To keep this simple, here is the asyncData method for the _number.vue template:

pages/page/_number.vue
export default {
  async asyncData({ $content, params, error }) {
    const pageNo = parseInt(params.number)
    const tenPosts = await $content()
      .only(['author', 'createdAt', 'description', 'path', 'title'])
      .sortBy('createdAt', 'desc')
      .limit(10)
      .skip(9 * (pageNo - 1))
      .fetch()

    if (!tenPosts.length) {
      return error({ statusCode: 404, message: 'No posts found!' })
    }

    const nextPage = tenPosts.length === 10
    const posts = nextPage ? tenPosts.slice(0, -1) : tenPosts
    return { nextPage, posts, pageNo }
  }
}
asyncData function on the numbered page to retrieve the posts and count them

In this template, the asyncData method additionally returns the page number (pageNo) we're currently on, which is useful in your template or head method. Here's a quick overview of what's going on here:

  • The page number is being retrieved and returned as pageNo. parseInt ensures it's an integer.
  • pageNo is being used to calculate the number of posts to skip.
  • As before, we're limiting the number of posts to ten and sorting by latest-first.
  • If no posts are found, we return a 404 error with the message "No posts found" - a useful fallback.
  • nextPage boolean is set if there are ten posts. If so, we then remove the last post from the array as before.
  • posts, pageNo and nextPage are returned for use in the page template.

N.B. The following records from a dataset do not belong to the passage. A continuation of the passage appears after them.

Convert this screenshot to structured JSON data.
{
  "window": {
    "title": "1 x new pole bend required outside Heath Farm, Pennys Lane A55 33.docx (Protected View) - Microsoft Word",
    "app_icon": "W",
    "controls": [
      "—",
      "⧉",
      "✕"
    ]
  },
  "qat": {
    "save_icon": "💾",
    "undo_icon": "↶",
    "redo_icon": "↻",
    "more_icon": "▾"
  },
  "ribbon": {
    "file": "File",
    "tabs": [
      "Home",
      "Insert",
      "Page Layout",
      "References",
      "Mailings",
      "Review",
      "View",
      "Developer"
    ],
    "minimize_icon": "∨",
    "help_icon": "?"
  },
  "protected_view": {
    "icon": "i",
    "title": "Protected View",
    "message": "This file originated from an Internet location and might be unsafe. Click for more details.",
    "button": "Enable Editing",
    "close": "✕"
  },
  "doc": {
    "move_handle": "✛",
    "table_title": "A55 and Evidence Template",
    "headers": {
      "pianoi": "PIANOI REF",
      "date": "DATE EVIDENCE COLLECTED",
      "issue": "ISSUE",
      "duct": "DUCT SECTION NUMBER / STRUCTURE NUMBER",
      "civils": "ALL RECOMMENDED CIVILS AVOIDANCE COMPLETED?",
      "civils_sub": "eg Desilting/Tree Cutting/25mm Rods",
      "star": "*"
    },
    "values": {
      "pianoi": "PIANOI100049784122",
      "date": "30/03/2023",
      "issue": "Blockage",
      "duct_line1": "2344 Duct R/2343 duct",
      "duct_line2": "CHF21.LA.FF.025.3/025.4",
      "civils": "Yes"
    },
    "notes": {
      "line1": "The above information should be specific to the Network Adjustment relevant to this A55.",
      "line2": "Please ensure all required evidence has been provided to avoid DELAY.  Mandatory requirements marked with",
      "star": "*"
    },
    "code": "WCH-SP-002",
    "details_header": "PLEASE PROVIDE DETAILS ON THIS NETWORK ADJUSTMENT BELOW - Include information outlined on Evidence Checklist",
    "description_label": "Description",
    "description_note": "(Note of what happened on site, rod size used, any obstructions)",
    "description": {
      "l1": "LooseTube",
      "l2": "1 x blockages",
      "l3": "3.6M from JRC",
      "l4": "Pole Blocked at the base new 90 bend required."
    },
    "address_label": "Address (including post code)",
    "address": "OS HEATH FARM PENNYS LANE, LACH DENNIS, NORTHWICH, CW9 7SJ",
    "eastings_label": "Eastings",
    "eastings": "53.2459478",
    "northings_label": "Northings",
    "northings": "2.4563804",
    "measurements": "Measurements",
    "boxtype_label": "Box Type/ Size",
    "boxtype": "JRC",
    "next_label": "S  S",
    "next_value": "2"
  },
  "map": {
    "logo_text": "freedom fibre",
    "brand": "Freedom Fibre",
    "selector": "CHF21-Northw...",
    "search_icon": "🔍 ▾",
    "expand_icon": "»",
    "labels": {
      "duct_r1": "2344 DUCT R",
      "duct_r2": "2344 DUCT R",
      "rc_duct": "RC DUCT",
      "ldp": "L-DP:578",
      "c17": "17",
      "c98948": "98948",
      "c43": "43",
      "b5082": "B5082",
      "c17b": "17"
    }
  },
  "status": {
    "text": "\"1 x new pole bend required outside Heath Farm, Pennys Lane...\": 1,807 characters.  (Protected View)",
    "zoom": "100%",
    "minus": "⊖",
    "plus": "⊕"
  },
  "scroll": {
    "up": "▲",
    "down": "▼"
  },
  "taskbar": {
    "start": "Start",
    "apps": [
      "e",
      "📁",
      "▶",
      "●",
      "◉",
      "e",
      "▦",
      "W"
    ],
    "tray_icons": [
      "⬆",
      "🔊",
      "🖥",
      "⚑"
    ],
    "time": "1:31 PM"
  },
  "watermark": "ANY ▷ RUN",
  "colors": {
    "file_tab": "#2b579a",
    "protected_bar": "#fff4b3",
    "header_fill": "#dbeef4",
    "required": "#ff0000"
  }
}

Now you're retrieving your posts for this page, let's conditionally add previous and next page links:

pages/page/_number.vue
<section id="prev-next">
  <nuxt-link :to="prevLink">Prev page</nuxt-link>
  <nuxt-link v-if="nextPage" :to="`/page/${pageNo + 1}`">Next page</nuxt-link>
</section>
Vue markup for displaying the previous and next page buttons

But wait, what's prevLink doing? Don't worry; it's not that complicated. It's a simple computed property to determine whether we need to go back to the homepage or a previous "page":

pages/page/_number.vue
export default {
  computed: {
    prevLink() {
      return this.pageNo === 2 ? '/' : `/page/${this.pageNo - 1}`
    }
  }
}
Computed function for the previous page link

Now, you should have pagination for your posts with a 404 fallback if no posts are found and a homepage at '/'. Perfect.

Wrapping up

There are a few ways to achieve pagination with Nuxt Content. For example, you could count all your posts on the homepage to count the number of pages you need. However, once your blog grows to a large size (100+ posts), this could become cumbersome and slow. This method feels more iterative and works well, producing only the number of pages required without needing to count all your posts.

As you can see, the Nuxt Content module gives you everything you need to create a fully-featured blog. Adding pagination is relatively painless, and can be achieved without the need for a database resulting in a fast, SEO-friendly blog.